Il est des albums dont la construction peut maladroitement entrainer l'auditeur à des conclusions erronées. Ainsi, après quelques minutes d'écoute du deuxième album du groupe russe Apple Pie, on pense avoir affaire à un groupe de métal progressif clonant avec plus ou moins de réussite Dream Theater. La présence de Derek Sherinian à la production et derrière les claviers, bien discrets il est vrai sur ce premier titre, vient d'ailleurs renforcer cette conviction. Pourtant, que tous les amateurs d'un progressif moins démonstratif prennent patience, celle-ci pourrait bien être récompensée.
Le moins que l'on puisse dire, c'est que le titre éponyme a tout pour réveiller un mort : un tempo rapide, une batterie qui cogne, une grosse basse, des riffs de guitare musclés, un long pont musical nerveux, gorgé de guitares lourdes et même quelques grunts. Si l'ensemble n'est pas dénué de belles mélodies, il ne fait pas dans la finesse. On est indéniablement face à un titre de métal pur jus, progressif par les nombreux changements de thèmes mais qui épuisera vite l'amateur de musiques plus douces.
Pourtant, le ton change avec l'epic en quatre parties 'Letters Of A Deadman'. Changement pas vraiment évident sur l'introduction instrumentale où les longues chevauchées aériennes des guitares sont à peine interrompues de fantaisies orientalisantes mais dès 'Don't Look Back', la virulence des débuts fait place à un progressif toujours dynamique mais moins démonstratif.

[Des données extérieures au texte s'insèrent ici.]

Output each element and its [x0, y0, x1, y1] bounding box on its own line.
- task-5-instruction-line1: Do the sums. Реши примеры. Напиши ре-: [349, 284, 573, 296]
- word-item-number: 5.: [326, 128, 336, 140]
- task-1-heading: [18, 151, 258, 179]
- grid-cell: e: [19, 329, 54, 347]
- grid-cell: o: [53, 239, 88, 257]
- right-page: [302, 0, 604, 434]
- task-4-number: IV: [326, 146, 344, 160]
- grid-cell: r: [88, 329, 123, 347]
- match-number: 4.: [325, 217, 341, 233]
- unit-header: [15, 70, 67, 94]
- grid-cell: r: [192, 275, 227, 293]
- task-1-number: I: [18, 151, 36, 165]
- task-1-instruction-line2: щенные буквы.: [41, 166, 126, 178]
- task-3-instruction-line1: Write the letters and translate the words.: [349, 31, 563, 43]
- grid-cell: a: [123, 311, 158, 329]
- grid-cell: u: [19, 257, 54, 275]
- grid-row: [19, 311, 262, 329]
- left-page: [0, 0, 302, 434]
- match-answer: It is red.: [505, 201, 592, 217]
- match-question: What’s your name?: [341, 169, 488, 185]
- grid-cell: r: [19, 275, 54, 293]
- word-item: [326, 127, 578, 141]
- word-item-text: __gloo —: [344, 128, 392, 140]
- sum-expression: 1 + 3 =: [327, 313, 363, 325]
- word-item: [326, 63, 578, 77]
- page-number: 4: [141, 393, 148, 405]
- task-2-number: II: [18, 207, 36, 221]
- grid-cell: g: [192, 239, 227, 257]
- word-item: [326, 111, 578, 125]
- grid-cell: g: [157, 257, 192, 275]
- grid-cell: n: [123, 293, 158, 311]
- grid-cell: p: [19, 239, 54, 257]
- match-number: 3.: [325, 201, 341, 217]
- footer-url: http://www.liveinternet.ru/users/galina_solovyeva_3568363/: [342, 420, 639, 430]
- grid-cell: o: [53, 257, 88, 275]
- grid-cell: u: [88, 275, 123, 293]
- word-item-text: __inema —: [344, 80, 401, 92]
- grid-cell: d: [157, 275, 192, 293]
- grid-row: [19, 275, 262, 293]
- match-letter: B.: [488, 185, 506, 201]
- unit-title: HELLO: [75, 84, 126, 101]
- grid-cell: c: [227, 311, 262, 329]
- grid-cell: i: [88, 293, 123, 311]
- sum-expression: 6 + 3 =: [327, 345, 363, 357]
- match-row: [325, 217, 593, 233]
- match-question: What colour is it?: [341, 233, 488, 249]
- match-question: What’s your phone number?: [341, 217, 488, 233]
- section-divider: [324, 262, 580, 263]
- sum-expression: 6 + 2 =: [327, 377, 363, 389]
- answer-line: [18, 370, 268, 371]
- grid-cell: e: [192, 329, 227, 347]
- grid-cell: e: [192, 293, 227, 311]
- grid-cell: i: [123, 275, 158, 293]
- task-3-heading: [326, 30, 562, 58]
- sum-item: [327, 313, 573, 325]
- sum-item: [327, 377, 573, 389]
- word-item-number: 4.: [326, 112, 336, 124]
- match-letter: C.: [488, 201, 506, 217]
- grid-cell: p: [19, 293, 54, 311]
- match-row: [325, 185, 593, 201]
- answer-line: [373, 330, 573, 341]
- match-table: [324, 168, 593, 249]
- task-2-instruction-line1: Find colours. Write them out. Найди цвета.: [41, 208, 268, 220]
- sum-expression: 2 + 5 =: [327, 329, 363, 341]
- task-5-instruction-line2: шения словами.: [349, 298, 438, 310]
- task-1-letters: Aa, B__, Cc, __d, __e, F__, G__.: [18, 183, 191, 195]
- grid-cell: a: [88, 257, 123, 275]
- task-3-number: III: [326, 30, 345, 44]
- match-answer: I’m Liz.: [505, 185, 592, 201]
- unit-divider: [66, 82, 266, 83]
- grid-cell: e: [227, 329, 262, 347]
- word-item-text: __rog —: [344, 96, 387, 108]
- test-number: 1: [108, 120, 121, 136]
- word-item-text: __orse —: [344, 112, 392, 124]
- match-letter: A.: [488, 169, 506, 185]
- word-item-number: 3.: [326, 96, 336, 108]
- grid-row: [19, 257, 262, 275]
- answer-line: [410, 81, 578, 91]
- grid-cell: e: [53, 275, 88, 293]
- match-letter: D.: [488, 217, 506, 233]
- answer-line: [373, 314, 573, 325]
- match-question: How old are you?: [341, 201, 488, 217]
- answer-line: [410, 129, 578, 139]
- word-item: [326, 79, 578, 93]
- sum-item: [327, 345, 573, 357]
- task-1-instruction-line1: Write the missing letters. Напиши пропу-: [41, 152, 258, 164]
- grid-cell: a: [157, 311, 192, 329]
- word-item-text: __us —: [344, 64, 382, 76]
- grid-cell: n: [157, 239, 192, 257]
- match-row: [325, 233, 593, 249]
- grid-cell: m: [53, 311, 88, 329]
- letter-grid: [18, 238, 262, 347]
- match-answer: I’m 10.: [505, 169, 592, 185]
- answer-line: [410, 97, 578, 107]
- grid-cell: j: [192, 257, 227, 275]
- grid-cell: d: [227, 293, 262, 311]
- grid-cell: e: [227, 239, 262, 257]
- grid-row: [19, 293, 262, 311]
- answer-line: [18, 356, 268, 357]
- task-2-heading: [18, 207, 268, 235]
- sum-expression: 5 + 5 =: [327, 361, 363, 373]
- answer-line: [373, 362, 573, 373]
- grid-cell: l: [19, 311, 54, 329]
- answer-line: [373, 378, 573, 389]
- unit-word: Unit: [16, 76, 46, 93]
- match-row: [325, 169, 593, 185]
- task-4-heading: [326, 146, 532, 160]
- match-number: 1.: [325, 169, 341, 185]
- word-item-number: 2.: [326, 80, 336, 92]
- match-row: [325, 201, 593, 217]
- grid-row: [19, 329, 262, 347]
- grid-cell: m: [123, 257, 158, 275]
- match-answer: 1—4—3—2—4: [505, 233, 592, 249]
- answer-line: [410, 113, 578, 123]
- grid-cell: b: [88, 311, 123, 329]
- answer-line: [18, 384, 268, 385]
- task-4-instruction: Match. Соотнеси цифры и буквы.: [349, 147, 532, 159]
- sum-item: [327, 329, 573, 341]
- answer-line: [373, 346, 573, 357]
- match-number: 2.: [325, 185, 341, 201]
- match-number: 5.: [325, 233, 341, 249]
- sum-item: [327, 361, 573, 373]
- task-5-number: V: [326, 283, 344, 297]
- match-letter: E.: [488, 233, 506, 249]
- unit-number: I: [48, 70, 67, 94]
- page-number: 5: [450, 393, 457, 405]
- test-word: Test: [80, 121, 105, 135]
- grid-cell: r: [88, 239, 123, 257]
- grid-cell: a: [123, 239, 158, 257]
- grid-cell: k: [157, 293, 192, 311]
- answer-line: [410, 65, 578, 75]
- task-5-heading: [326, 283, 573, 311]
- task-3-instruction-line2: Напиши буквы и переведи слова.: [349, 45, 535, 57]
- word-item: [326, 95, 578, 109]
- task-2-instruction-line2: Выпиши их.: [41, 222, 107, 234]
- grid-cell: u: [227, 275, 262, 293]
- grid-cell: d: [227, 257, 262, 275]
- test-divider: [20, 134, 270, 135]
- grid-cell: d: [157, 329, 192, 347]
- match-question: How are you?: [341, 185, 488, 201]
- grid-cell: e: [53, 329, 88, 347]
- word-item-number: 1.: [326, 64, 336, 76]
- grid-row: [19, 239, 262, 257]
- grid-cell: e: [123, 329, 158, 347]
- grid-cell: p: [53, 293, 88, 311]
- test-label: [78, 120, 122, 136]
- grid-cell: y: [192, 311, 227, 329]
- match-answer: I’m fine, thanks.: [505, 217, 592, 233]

Les claviers, bien timides sur les deux premiers titres, prennent alors de l'ampleur et viennent rivaliser avec la guitare et la batterie jusqu'alors seules maîtres du jeu. De Dream Theater, on est passé à Spock's Beard ou Pendragon et cette impression ne se démentira plus.
Plus encore qu'aux groupes précités, la musique d'Apple Pie rappelle celle de Neal Morse, faite d'un rock progressif aussi nerveux qu'harmonieux, où les thèmes musicaux s'enchainent avec fluidité comme une évidence, orchestrés avec luxuriance. Les duels guitare/batterie rappellent ceux de Morse/Portnoy. Tout paraît simplement en place, les musiciens sont excellents, chacun donnant l'impression d'être virtuose de son instrument, la prise de son est limpide, les mélodies solaires et enjouées dégagent leurs effluves d'espoir.
Le christianisme serait-il un exhausteur de rock progressif ? Tout comme Neal Morse, Apple Pie marie religion et musique, souhaitant étendre l'influence du rock progressif au sein de la communauté chrétienne et faire connaître les préceptes chrétiens au travers du rock progressif. A cet effet, ils ont notamment participé à la compilation "Christian Progressive Rock (volume 3)" avec Randy George, le 3ème larron des albums solos de Neal Morse.
La foi soulève des montagnes paraît-il ! Toujours est-il qu'elle semble avoir un effet revigorant sur l'inspiration de certains artistes. "The Gates Of Never" déroule sa musique comme un fleuve impétueux mais limpide et majestueux et si les emprunts aux maîtres du genre, Neal Morse et Yes en tête, sont évidents, ils ne gâchent pas le plaisir instinctif qu'on prend à écouter ce bel album.